Analysis of internally important nodes/hubs in the visual subnetwork

Replicator dynamics identified internally important nodes within the right calcarine fissure, right middle occipital lobe, and right inferior occipital lobe of the visual subnetwork. Each of these hubs was identified regardless of risk factor profile, suggesting that AD risk has no effect on hubs within the visual network (Table 8).

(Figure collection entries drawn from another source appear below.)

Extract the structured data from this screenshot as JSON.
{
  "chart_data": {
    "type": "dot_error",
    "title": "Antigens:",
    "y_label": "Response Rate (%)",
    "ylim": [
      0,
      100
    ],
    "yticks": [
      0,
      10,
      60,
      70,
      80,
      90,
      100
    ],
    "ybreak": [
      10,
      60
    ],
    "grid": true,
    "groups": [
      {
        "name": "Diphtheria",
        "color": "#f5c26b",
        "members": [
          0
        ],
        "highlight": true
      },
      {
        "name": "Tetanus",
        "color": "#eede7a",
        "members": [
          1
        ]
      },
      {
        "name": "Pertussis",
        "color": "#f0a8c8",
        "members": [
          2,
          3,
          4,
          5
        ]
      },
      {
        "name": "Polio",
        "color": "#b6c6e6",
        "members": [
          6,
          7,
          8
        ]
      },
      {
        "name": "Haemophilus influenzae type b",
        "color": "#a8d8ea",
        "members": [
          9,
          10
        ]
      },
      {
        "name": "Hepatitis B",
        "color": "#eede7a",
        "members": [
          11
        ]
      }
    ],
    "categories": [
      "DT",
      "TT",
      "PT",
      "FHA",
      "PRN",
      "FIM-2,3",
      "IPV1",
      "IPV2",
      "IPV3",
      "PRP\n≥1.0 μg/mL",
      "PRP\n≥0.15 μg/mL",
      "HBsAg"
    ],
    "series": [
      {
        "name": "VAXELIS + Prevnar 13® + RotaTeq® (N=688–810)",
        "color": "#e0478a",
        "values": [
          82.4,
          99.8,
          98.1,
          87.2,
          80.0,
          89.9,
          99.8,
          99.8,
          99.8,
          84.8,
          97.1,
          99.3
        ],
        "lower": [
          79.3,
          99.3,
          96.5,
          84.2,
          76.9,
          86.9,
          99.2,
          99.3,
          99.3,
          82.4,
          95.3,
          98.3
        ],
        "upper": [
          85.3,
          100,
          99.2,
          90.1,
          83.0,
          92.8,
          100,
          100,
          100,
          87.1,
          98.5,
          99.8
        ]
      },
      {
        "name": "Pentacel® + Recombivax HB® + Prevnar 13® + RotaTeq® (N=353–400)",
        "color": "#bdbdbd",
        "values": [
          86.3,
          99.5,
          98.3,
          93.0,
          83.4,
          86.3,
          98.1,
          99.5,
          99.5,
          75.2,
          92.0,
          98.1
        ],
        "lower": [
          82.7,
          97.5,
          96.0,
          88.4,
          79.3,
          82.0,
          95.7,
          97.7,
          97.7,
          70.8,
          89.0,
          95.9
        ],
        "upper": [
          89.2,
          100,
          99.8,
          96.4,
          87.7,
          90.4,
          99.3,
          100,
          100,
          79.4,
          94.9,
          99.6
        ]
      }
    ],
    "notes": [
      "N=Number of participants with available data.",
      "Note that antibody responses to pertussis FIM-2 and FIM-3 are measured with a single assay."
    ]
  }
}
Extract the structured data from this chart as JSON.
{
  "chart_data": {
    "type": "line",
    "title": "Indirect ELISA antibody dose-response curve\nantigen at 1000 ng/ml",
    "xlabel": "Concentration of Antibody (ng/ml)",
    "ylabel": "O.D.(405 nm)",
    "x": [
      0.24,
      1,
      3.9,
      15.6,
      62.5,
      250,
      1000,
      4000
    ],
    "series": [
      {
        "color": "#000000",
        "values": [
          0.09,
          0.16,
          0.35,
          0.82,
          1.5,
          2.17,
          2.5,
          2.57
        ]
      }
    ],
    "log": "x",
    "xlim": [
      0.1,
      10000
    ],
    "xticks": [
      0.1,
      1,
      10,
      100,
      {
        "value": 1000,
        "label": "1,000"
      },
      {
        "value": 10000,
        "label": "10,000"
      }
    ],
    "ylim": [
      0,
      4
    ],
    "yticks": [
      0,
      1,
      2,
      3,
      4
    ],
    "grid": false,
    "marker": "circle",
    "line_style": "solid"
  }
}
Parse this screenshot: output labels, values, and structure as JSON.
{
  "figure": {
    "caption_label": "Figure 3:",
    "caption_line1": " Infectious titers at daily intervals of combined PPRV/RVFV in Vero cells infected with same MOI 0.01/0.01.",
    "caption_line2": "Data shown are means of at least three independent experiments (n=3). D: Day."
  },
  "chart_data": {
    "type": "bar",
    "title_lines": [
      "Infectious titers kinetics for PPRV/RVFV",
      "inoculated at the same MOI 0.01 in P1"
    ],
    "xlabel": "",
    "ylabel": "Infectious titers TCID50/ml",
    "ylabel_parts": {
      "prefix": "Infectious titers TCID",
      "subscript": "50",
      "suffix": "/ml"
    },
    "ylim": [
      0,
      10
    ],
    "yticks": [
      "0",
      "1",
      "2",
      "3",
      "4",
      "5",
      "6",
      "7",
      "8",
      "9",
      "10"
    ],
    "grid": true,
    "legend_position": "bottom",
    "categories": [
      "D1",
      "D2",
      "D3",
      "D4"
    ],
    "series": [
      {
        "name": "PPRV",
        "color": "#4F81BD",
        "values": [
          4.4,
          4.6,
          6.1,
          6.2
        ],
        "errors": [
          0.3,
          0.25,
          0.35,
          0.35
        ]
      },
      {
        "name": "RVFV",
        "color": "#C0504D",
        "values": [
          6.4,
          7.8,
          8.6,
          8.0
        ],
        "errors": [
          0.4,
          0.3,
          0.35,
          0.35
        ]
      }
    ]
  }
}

Assessment of our analysis

Our findings would benefit from replication in a larger sample due to the fragmentation of the initial sample into subgroups with the different risk profiles. It would also be beneficial for structural network analyses to include measures that are believed to play a more important role in the functional performance of the brain, such as myelination of the white matter tracts (Messaritaki et al., 2021) and axonal diameter. We finally note that the thresholding of structural connectivity matrices derived from tractography is still an issue of debate. Buchanan and colleagues (2020), Civier and colleagues (2019), and Drakesmith and colleagues (2015) have shown the possible effects of thresholding when different tractography methods are used. In our analysis, we adopted a modest thresholding of five streamlines, to reduce possible false positives.